With very wide responsibilities, Prof Smith set up the Division of Primary Care & Public Health, established a student support system, recruited more than 100 general practices to teach and once again developed a research network in primary care. In parallel, Prof Smith was appointed as the British Royal College of General Practitioners’ Clinical Champion for Allergy.

The most memorable moment from her time at Brighton, though, was seeing the inaugural cohort graduate. “I felt very proud and confident of future healthcare seeing them walk across the stage at the graduation ceremony,” said Prof Smith, in whose heart that group of students would always hold a special place.

The 10-year anniversary of the medical school also holds special significance for her. She organised the over-sized celebratory extravaganza (OSCE), where old and current students, faculty and staff participated in a series of fun ‘examination’ stations; for example, the microbiology examination was identifying microbes knitted by the medical school’s needle-worker-in-residence and student support coordinator; the ENT station was wine tasting.

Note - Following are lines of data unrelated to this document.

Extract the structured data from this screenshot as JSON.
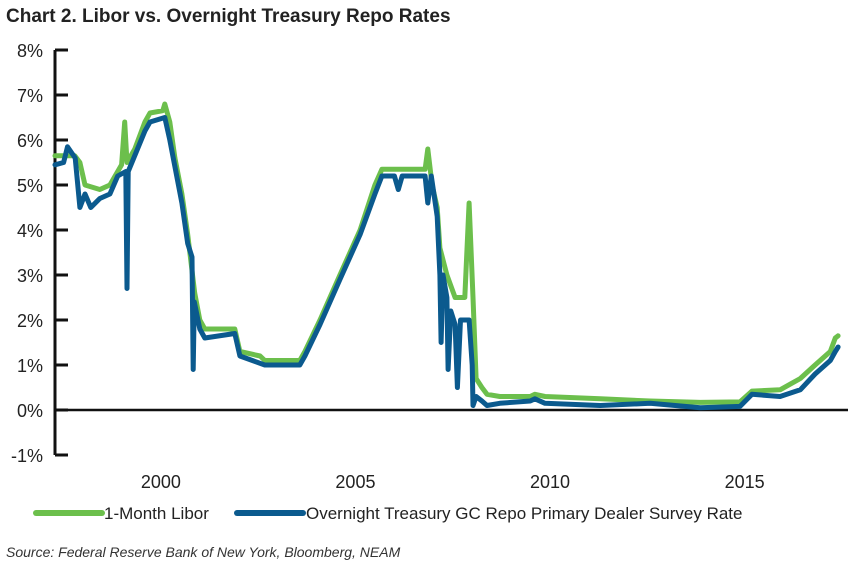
{
  "chart_data": {
    "type": "line",
    "title": "Chart 2. Libor vs. Overnight Treasury Repo Rates",
    "source": "Source: Federal Reserve Bank of New York, Bloomberg, NEAM",
    "xlim": [
      1997.28,
      2017.45
    ],
    "ylim": [
      -1,
      8
    ],
    "x_ticks": [
      2000,
      2005,
      2010,
      2015
    ],
    "x_tick_labels": [
      "2000",
      "2005",
      "2010",
      "2015"
    ],
    "y_ticks": [
      -1,
      0,
      1,
      2,
      3,
      4,
      5,
      6,
      7,
      8
    ],
    "y_tick_labels": [
      "-1%",
      "0%",
      "1%",
      "2%",
      "3%",
      "4%",
      "5%",
      "6%",
      "7%",
      "8%"
    ],
    "grid": false,
    "legend_placement": "bottom",
    "series": [
      {
        "name": "1-Month Libor",
        "color": "#6cbf4c",
        "points": [
          [
            1997.28,
            5.65
          ],
          [
            1997.79,
            5.65
          ],
          [
            1997.92,
            5.5
          ],
          [
            1998.05,
            5.0
          ],
          [
            1998.43,
            4.9
          ],
          [
            1998.69,
            5.0
          ],
          [
            1998.89,
            5.3
          ],
          [
            1998.99,
            5.45
          ],
          [
            1999.07,
            6.4
          ],
          [
            1999.13,
            5.5
          ],
          [
            1999.33,
            5.8
          ],
          [
            1999.59,
            6.4
          ],
          [
            1999.72,
            6.6
          ],
          [
            2000.05,
            6.65
          ],
          [
            2000.1,
            6.8
          ],
          [
            2000.23,
            6.4
          ],
          [
            2000.36,
            5.6
          ],
          [
            2000.54,
            4.8
          ],
          [
            2000.69,
            3.9
          ],
          [
            2000.87,
            2.6
          ],
          [
            2001.0,
            2.0
          ],
          [
            2001.13,
            1.8
          ],
          [
            2001.9,
            1.8
          ],
          [
            2002.03,
            1.3
          ],
          [
            2002.55,
            1.2
          ],
          [
            2002.67,
            1.1
          ],
          [
            2003.57,
            1.1
          ],
          [
            2003.7,
            1.3
          ],
          [
            2004.09,
            2.0
          ],
          [
            2004.6,
            3.0
          ],
          [
            2005.12,
            4.0
          ],
          [
            2005.5,
            5.0
          ],
          [
            2005.68,
            5.35
          ],
          [
            2006.79,
            5.35
          ],
          [
            2006.86,
            5.8
          ],
          [
            2006.97,
            5.0
          ],
          [
            2007.1,
            4.5
          ],
          [
            2007.17,
            3.6
          ],
          [
            2007.35,
            3.0
          ],
          [
            2007.56,
            2.5
          ],
          [
            2007.81,
            2.5
          ],
          [
            2007.92,
            4.6
          ],
          [
            2008.02,
            2.5
          ],
          [
            2008.1,
            0.7
          ],
          [
            2008.25,
            0.5
          ],
          [
            2008.38,
            0.35
          ],
          [
            2008.71,
            0.3
          ],
          [
            2009.49,
            0.3
          ],
          [
            2009.61,
            0.35
          ],
          [
            2009.87,
            0.3
          ],
          [
            2011.29,
            0.25
          ],
          [
            2012.57,
            0.2
          ],
          [
            2013.86,
            0.17
          ],
          [
            2014.88,
            0.18
          ],
          [
            2015.19,
            0.42
          ],
          [
            2015.91,
            0.45
          ],
          [
            2016.43,
            0.7
          ],
          [
            2016.81,
            1.0
          ],
          [
            2017.2,
            1.3
          ],
          [
            2017.33,
            1.6
          ],
          [
            2017.4,
            1.65
          ]
        ]
      },
      {
        "name": "Overnight Treasury GC Repo Primary Dealer Survey Rate",
        "color": "#0b5a8e",
        "points": [
          [
            1997.28,
            5.45
          ],
          [
            1997.5,
            5.5
          ],
          [
            1997.6,
            5.85
          ],
          [
            1997.8,
            5.6
          ],
          [
            1997.92,
            4.5
          ],
          [
            1998.05,
            4.8
          ],
          [
            1998.2,
            4.5
          ],
          [
            1998.43,
            4.7
          ],
          [
            1998.69,
            4.8
          ],
          [
            1998.89,
            5.2
          ],
          [
            1999.1,
            5.3
          ],
          [
            1999.13,
            2.7
          ],
          [
            1999.16,
            5.3
          ],
          [
            1999.59,
            6.2
          ],
          [
            1999.72,
            6.4
          ],
          [
            2000.1,
            6.5
          ],
          [
            2000.23,
            6.0
          ],
          [
            2000.54,
            4.6
          ],
          [
            2000.69,
            3.7
          ],
          [
            2000.8,
            3.4
          ],
          [
            2000.83,
            0.9
          ],
          [
            2000.86,
            2.4
          ],
          [
            2001.0,
            1.8
          ],
          [
            2001.13,
            1.6
          ],
          [
            2001.9,
            1.7
          ],
          [
            2002.03,
            1.2
          ],
          [
            2002.67,
            1.0
          ],
          [
            2003.57,
            1.0
          ],
          [
            2003.7,
            1.2
          ],
          [
            2004.09,
            1.9
          ],
          [
            2004.6,
            2.9
          ],
          [
            2005.12,
            3.9
          ],
          [
            2005.5,
            4.8
          ],
          [
            2005.68,
            5.2
          ],
          [
            2006.0,
            5.2
          ],
          [
            2006.1,
            4.9
          ],
          [
            2006.2,
            5.2
          ],
          [
            2006.79,
            5.2
          ],
          [
            2006.86,
            4.6
          ],
          [
            2006.95,
            5.2
          ],
          [
            2007.1,
            4.3
          ],
          [
            2007.17,
            3.0
          ],
          [
            2007.2,
            1.5
          ],
          [
            2007.25,
            3.0
          ],
          [
            2007.35,
            2.5
          ],
          [
            2007.38,
            0.9
          ],
          [
            2007.45,
            2.2
          ],
          [
            2007.56,
            1.9
          ],
          [
            2007.62,
            0.5
          ],
          [
            2007.7,
            2.0
          ],
          [
            2007.92,
            2.0
          ],
          [
            2008.0,
            1.0
          ],
          [
            2008.02,
            0.1
          ],
          [
            2008.1,
            0.3
          ],
          [
            2008.25,
            0.2
          ],
          [
            2008.38,
            0.1
          ],
          [
            2008.71,
            0.15
          ],
          [
            2009.49,
            0.2
          ],
          [
            2009.61,
            0.25
          ],
          [
            2009.87,
            0.15
          ],
          [
            2011.29,
            0.1
          ],
          [
            2012.57,
            0.15
          ],
          [
            2013.86,
            0.05
          ],
          [
            2014.88,
            0.08
          ],
          [
            2015.19,
            0.35
          ],
          [
            2015.91,
            0.3
          ],
          [
            2016.43,
            0.45
          ],
          [
            2016.81,
            0.8
          ],
          [
            2017.2,
            1.1
          ],
          [
            2017.33,
            1.3
          ],
          [
            2017.4,
            1.4
          ]
        ]
      }
    ]
  }
}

After more than a decade in Brighton, it was a chance remark to a headhunter who had approached her with a UK-based position that brought Prof Smith to Singapore’s youngest medical school in 2016.
As the School’s first Professor of Family Medicine & Primary Care, Prof Smith is co-leading a new Centre for Primary Health Care Research & Innovation with the National Healthcare Group Polyclinics CEO Associate Professor Chong Phui-Nah, and will create a network of GPs to drive evidence generation in primary care as well as widen access to existing evidence.

She’s also working very closely with the College of Family Physicians on a number of academic initiatives, including academic writing workshops and mentorship. Her personal research will focus on asthma and atopic disorders and evaluation of innovative approaches to patient care, including psychological  interventions.